El perro criollo gana reconocimiento como símbolo de la adopción responsable en Latinoamérica
La distinción fue impulsada por la Procuraduría de Protección al Ambiente del Estado de México (PROPAEM), que otorgó al perro caramelo una categoría simbólica oficial con el objetivo de revalorizar a los millones de perros criollos que forman parte de los hogares de la región y visibilizar la importancia de adoptar animales sin pedigrí.
Especialistas remarcan que este reconocimiento no implica la creación de una nueva raza desde el punto de vista genético o científico. Se trata de una clasificación simbólica vinculada, entre otros aspectos, al color de su pelaje, determinado por la presencia de feomelaninas, y no de un nuevo estándar racial reconocido por organismos internacionales.
La iniciativa tuvo una amplia repercusión entre organizaciones protectoras de animales, voluntarios y familias adoptantes, que desde hace años impulsan campañas para destacar las cualidades de los perros mestizos. Su diversidad genética y su origen heterogéneo son considerados, precisamente, un reflejo de la riqueza cultural y geográfica que caracteriza a América Latina.
La medida también pretende derribar la idea de que el valor de un perro depende de su pedigrí. En cambio, pone el foco en las capacidades, el temperamento y la posibilidad de ofrecer una segunda oportunidad a animales que esperan un hogar.
La estrategia encuentra un antecedente en Brasil, donde el denominado "vira-lata caramelo" dejó de ser un simple perro callejero para convertirse en un verdadero fenómeno cultural. Desde aproximadamente 2019, estos perros comenzaron a ganar protagonismo en redes sociales mediante memes y publicaciones que los presentaban como uno de los grandes símbolos nacionales, al mismo nivel que el fútbol o la samba. Su popularidad creció hasta aparecer en desfiles de Carnaval e incluso inspirar una producción de Netflix, consolidándose como un emblema de la identidad popular brasileña.
La iniciativa surge en un contexto en el que América Latina continúa enfrentando importantes desafíos relacionados con el bienestar animal, entre ellos la sobrepoblación de perros en situación de calle y el abandono.

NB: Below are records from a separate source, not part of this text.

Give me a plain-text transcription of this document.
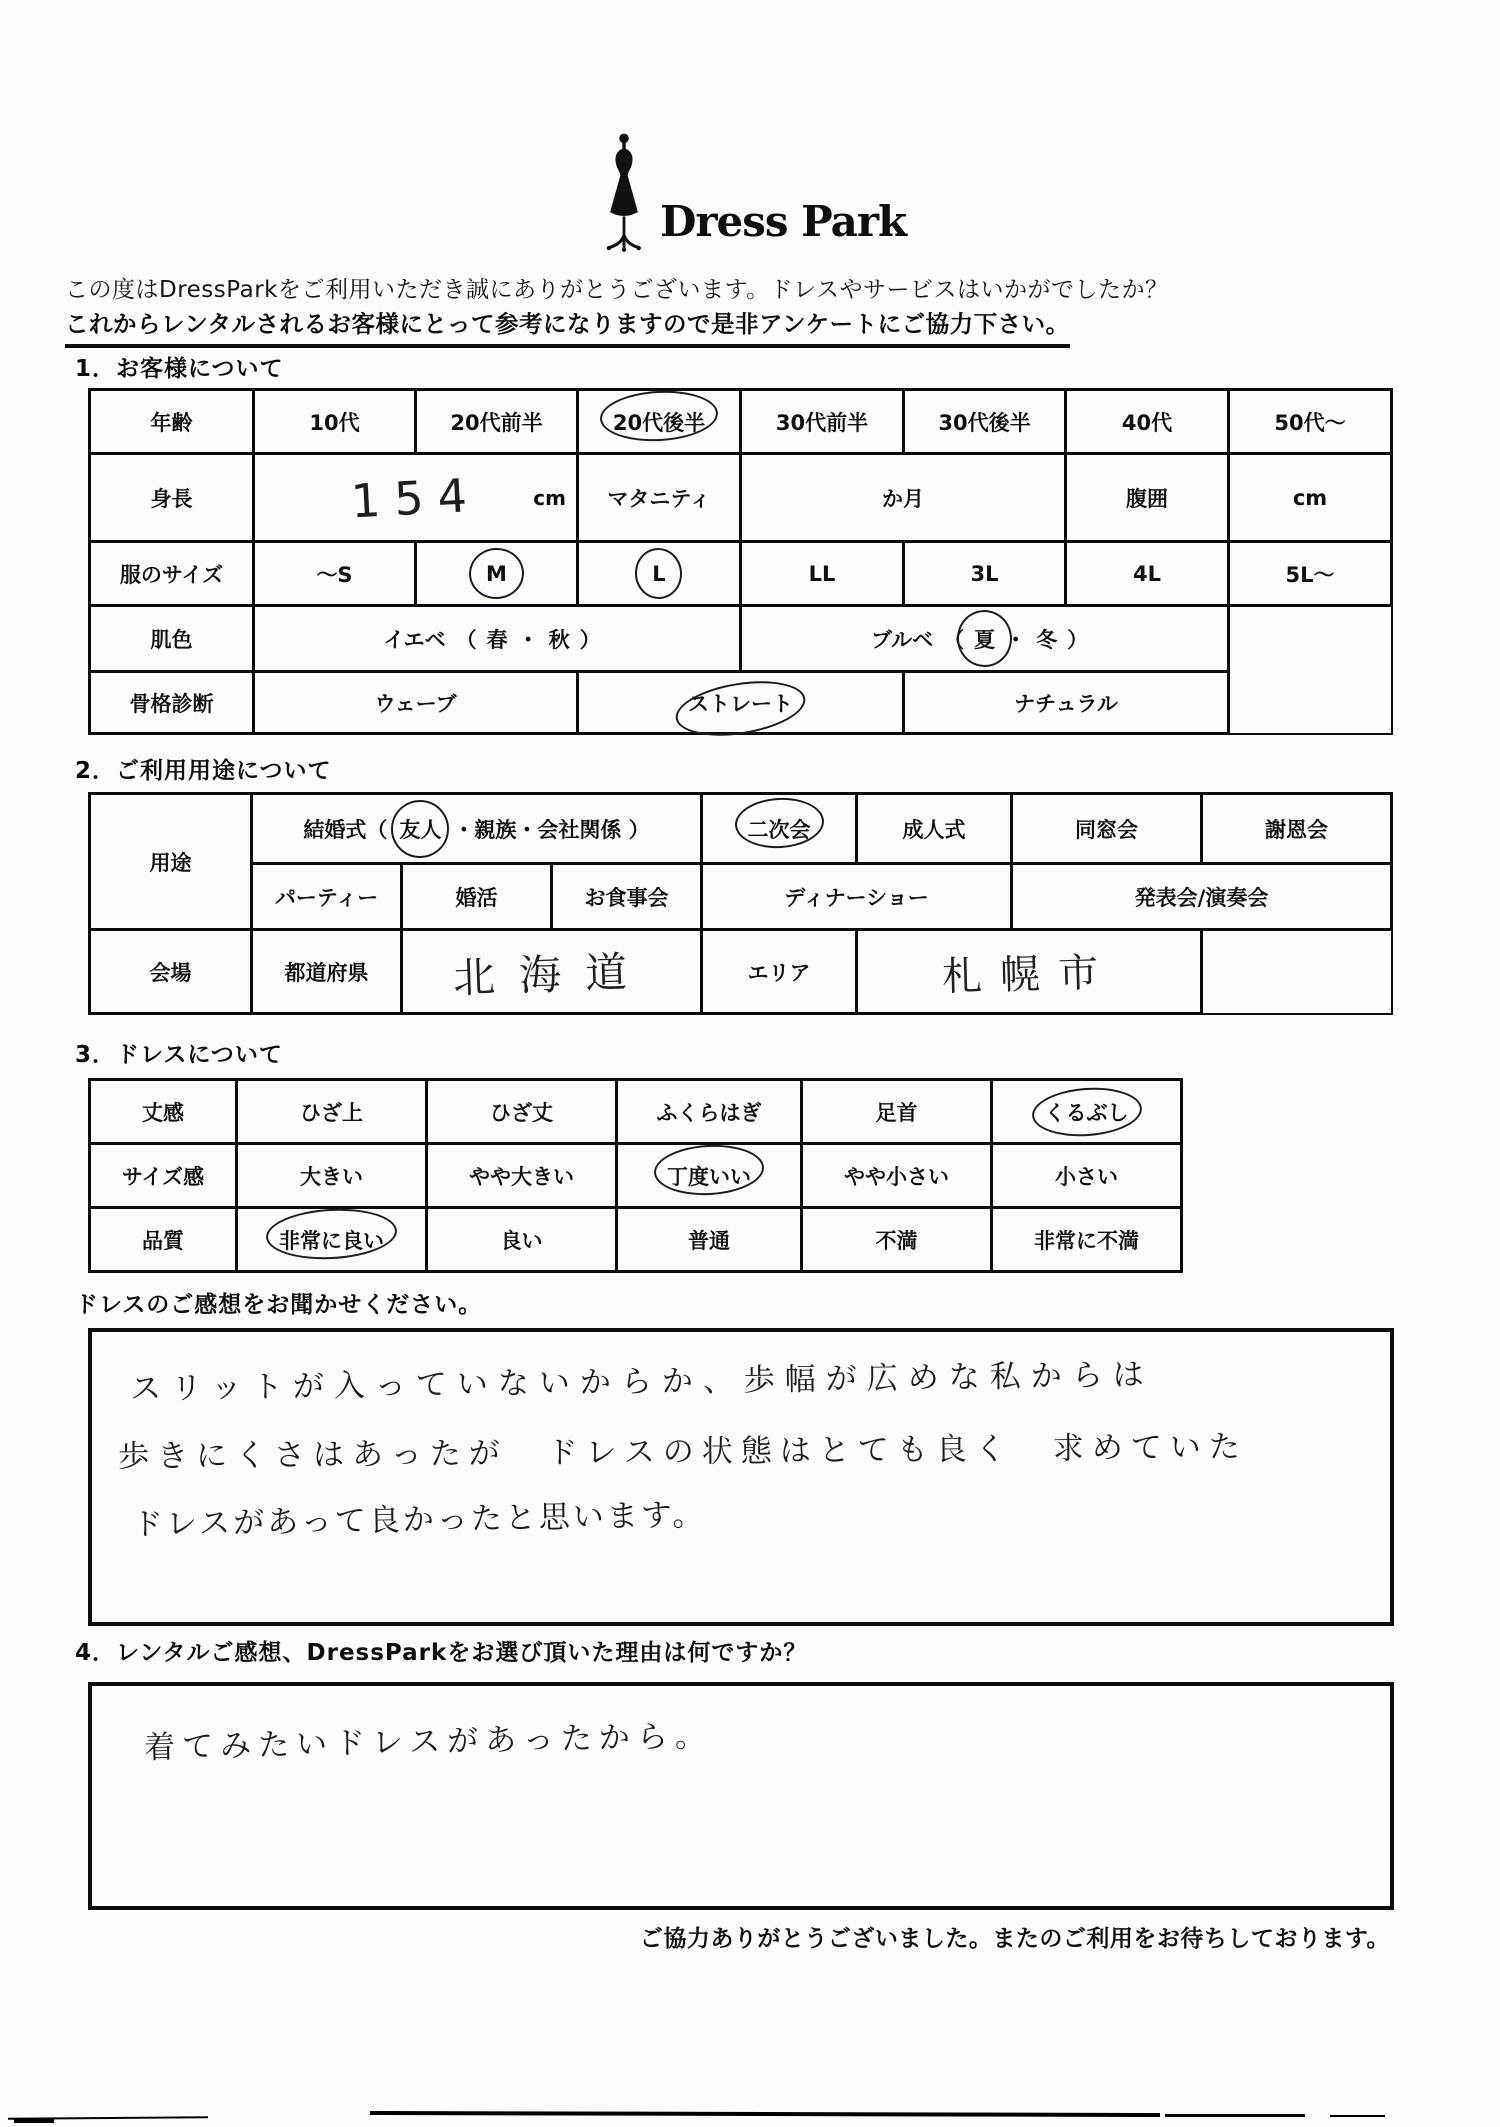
Dress Park
この度はDressParkをご利用いただき誠にありがとうございます。ドレスやサービスはいかがでしたか？
これからレンタルされるお客様にとって参考になりますので是非アンケートにご協力下さい。
1．お客様について
年齢	10代	20代前半	20代後半	30代前半	30代後半	40代	50代～
身長	154 cm		マタニティ	か月		腹囲	cm
服のサイズ	～S	M	L	LL	3L	4L	5L～
肌色	イエベ （ 春 ・ 秋 ）			ブルベ （ 夏 ・ 冬 ）			
骨格診断	ウェーブ		ストレート		ナチュラル		
2．ご利用用途について
用途	結婚式（ 友人 ・親族・会社関係 ）			二次会	成人式	同窓会	謝恩会
	パーティー	婚活	お食事会	ディナーショー		発表会/演奏会	
会場	都道府県	北海道		エリア	札幌市		
3．ドレスについて
丈感	ひざ上	ひざ丈	ふくらはぎ	足首	くるぶし
サイズ感	大きい	やや大きい	丁度いい	やや小さい	小さい
品質	非常に良い	良い	普通	不満	非常に不満
ドレスのご感想をお聞かせください。
スリットが入っていないからか、歩幅が広めな私からは
歩きにくさはあったが　ドレスの状態はとても良く　求めていた
ドレスがあって良かったと思います。
4．レンタルご感想、DressParkをお選び頂いた理由は何ですか？
着てみたいドレスがあったから。
ご協力ありがとうございました。またのご利用をお待ちしております。
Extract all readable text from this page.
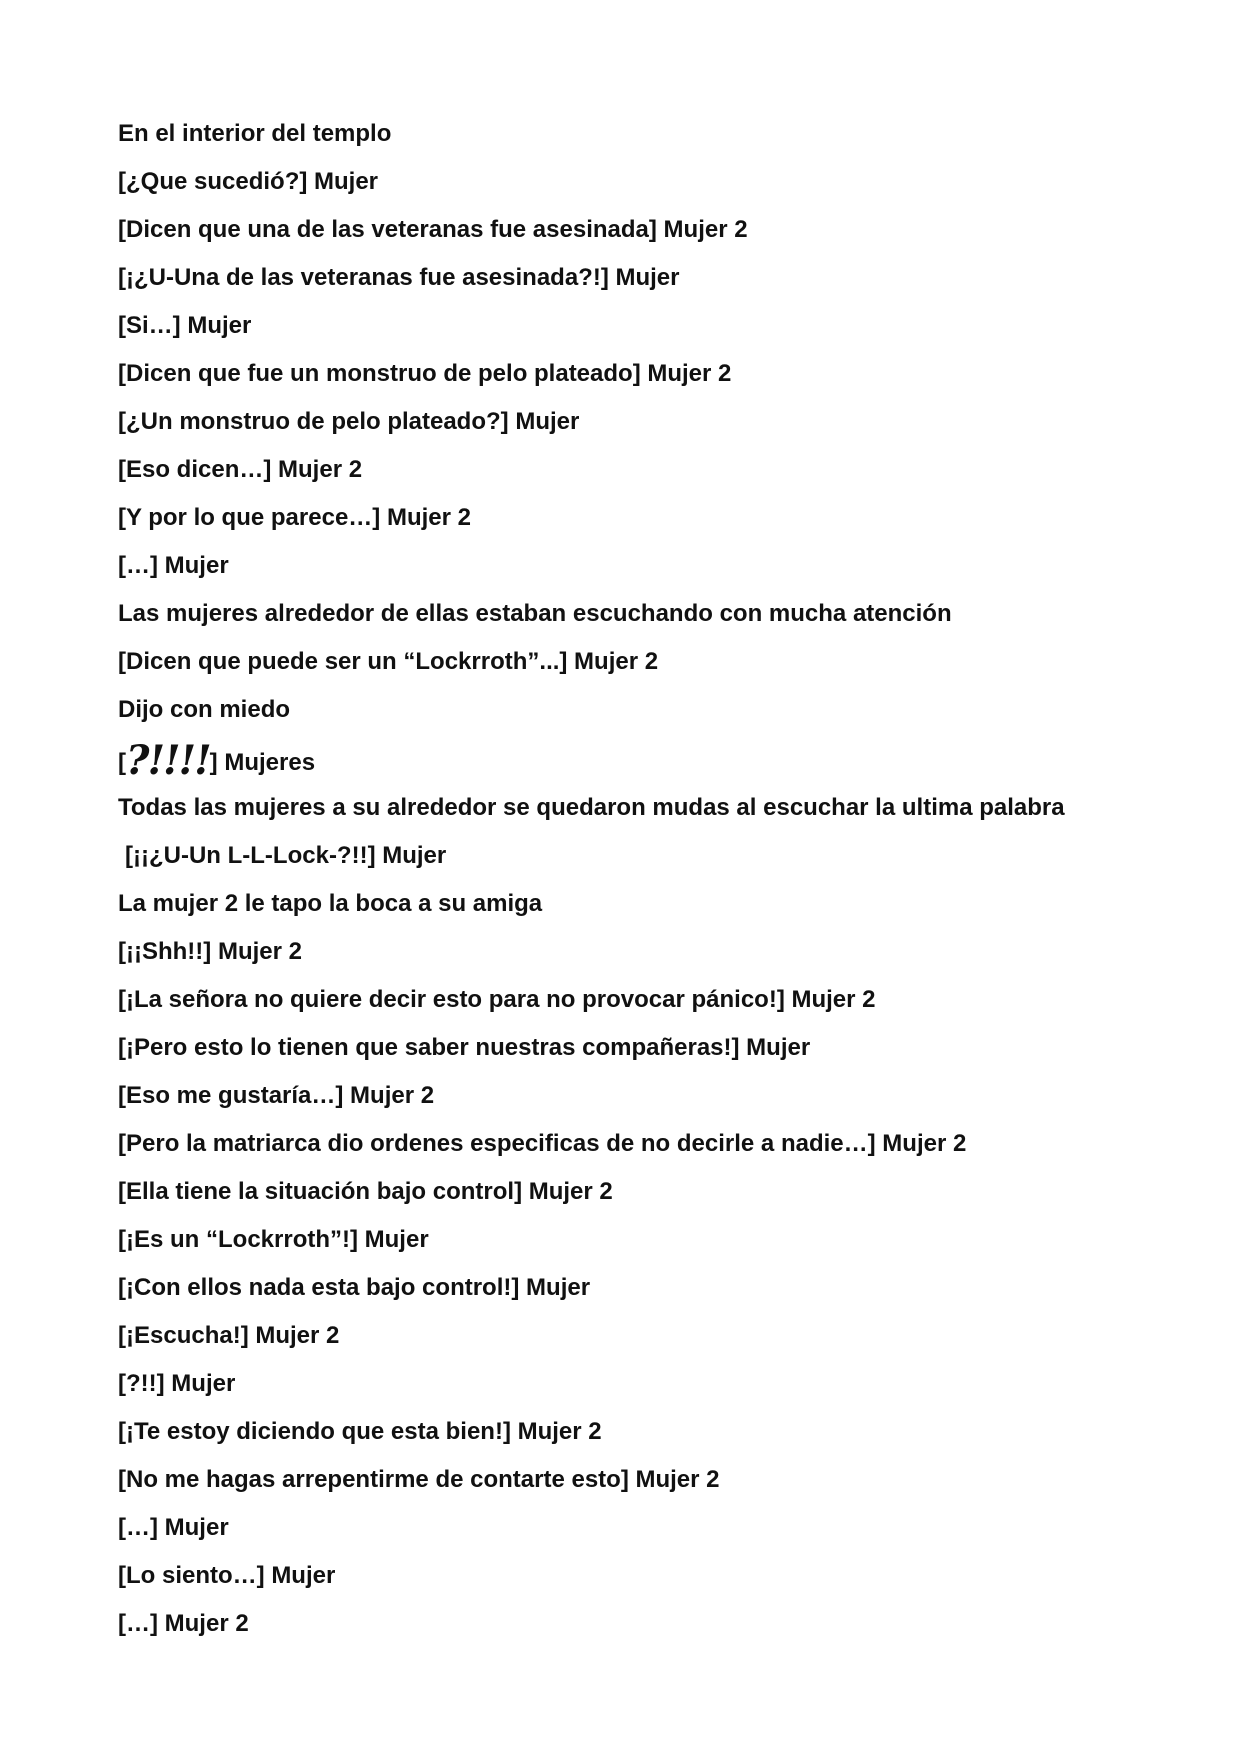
En el interior del templo
[¿Que sucedió?] Mujer
[Dicen que una de las veteranas fue asesinada] Mujer 2
[¡¿U-Una de las veteranas fue asesinada?!] Mujer
[Si…] Mujer
[Dicen que fue un monstruo de pelo plateado] Mujer 2
[¿Un monstruo de pelo plateado?] Mujer
[Eso dicen…] Mujer 2
[Y por lo que parece…] Mujer 2
[…] Mujer
Las mujeres alrededor de ellas estaban escuchando con mucha atención
[Dicen que puede ser un “Lockrroth”...] Mujer 2
Dijo con miedo
[?!!!!] Mujeres
Todas las mujeres a su alrededor se quedaron mudas al escuchar la ultima palabra
[¡¡¿U-Un L-L-Lock-?!!] Mujer
La mujer 2 le tapo la boca a su amiga
[¡¡Shh!!] Mujer 2
[¡La señora no quiere decir esto para no provocar pánico!] Mujer 2
[¡Pero esto lo tienen que saber nuestras compañeras!] Mujer
[Eso me gustaría…] Mujer 2
[Pero la matriarca dio ordenes especificas de no decirle a nadie…] Mujer 2
[Ella tiene la situación bajo control] Mujer 2
[¡Es un “Lockrroth”!] Mujer
[¡Con ellos nada esta bajo control!] Mujer
[¡Escucha!] Mujer 2
[?!!] Mujer
[¡Te estoy diciendo que esta bien!] Mujer 2
[No me hagas arrepentirme de contarte esto] Mujer 2
[…] Mujer
[Lo siento…] Mujer
[…] Mujer 2
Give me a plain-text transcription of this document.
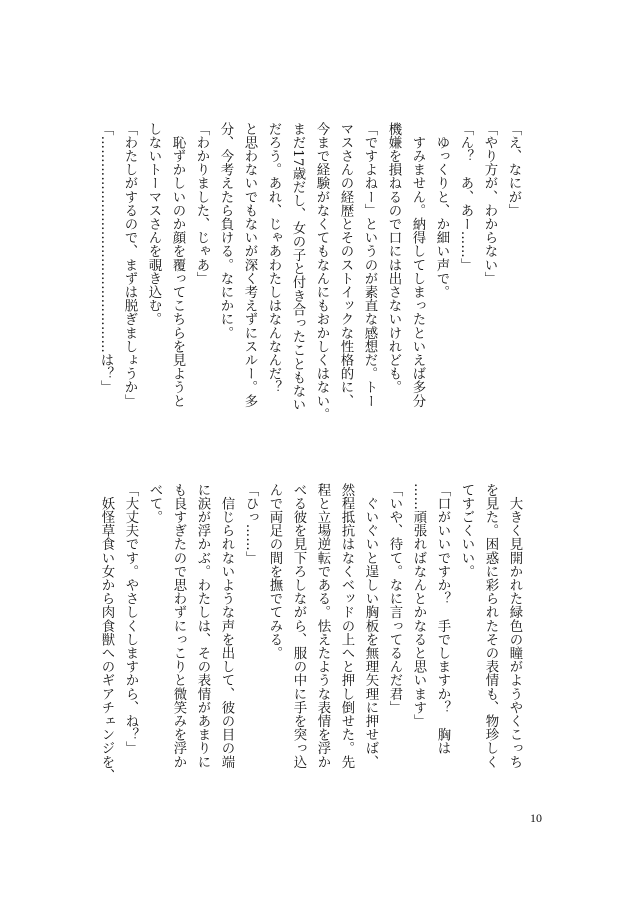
「え、なにが」
「やり方が、わからない」
「ん？　あ、あー……」
　ゆっくりと、か細い声で。
　すみません。納得してしまったといえば多分
機嫌を損ねるので口には出さないけれども。
「ですよねー」というのが素直な感想だ。トー
マスさんの経歴とそのストイックな性格的に、
今まで経験がなくてもなんにもおかしくはない。
まだ17歳だし、女の子と付き合ったこともない
だろう。あれ、じゃあわたしはなんなんだ？
と思わないでもないが深く考えずにスルー。多
分、今考えたら負ける。なにかに。
「わかりました、じゃあ」
　恥ずかしいのか顔を覆ってこちらを見ようと
しないトーマスさんを覗き込む。
「わたしがするので、まずは脱ぎましょうか」
「…………………………………………は？」
　大きく見開かれた緑色の瞳がようやくこっち
を見た。困惑に彩られたその表情も、物珍しく
てすごくいい。
「口がいいですか？　手でしますか？　胸は
……頑張ればなんとかなると思います」
「いや、待て。なに言ってるんだ君」
　ぐいぐいと逞しい胸板を無理矢理に押せば、
然程抵抗はなくベッドの上へと押し倒せた。先
程と立場逆転である。怯えたような表情を浮か
べる彼を見下ろしながら、服の中に手を突っ込
んで両足の間を撫でてみる。
「ひっ……」
　信じられないような声を出して、彼の目の端
に涙が浮かぶ。わたしは、その表情があまりに
も良すぎたので思わずにっこりと微笑みを浮か
べて。
「大丈夫です。やさしくしますから、ね？」
　妖怪草食い女から肉食獣へのギアチェンジを、
10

Debido a que la mayoría de los animales sin hogar son precisamente perros criollos o mestizos, visibilizarlos constituye una herramienta para incentivar la adopción responsable y modificar percepciones sociales que históricamente privilegiaron a las razas puras.
Especialistas en protección animal coinciden en que el verdadero impacto de este tipo de reconocimientos dependerá de acciones concretas, como fomentar la adopción en refugios, identificar correctamente a las mascotas, promover la esterilización y fortalecer la educación sobre tenencia responsable.
N. de la R: Todas las fotos son de perros de El Calafate, obtenidas de las redes sociales de Bienestar de la Fauna Urbana Calafate espacio de difusión de adopción y rescate de mascotas.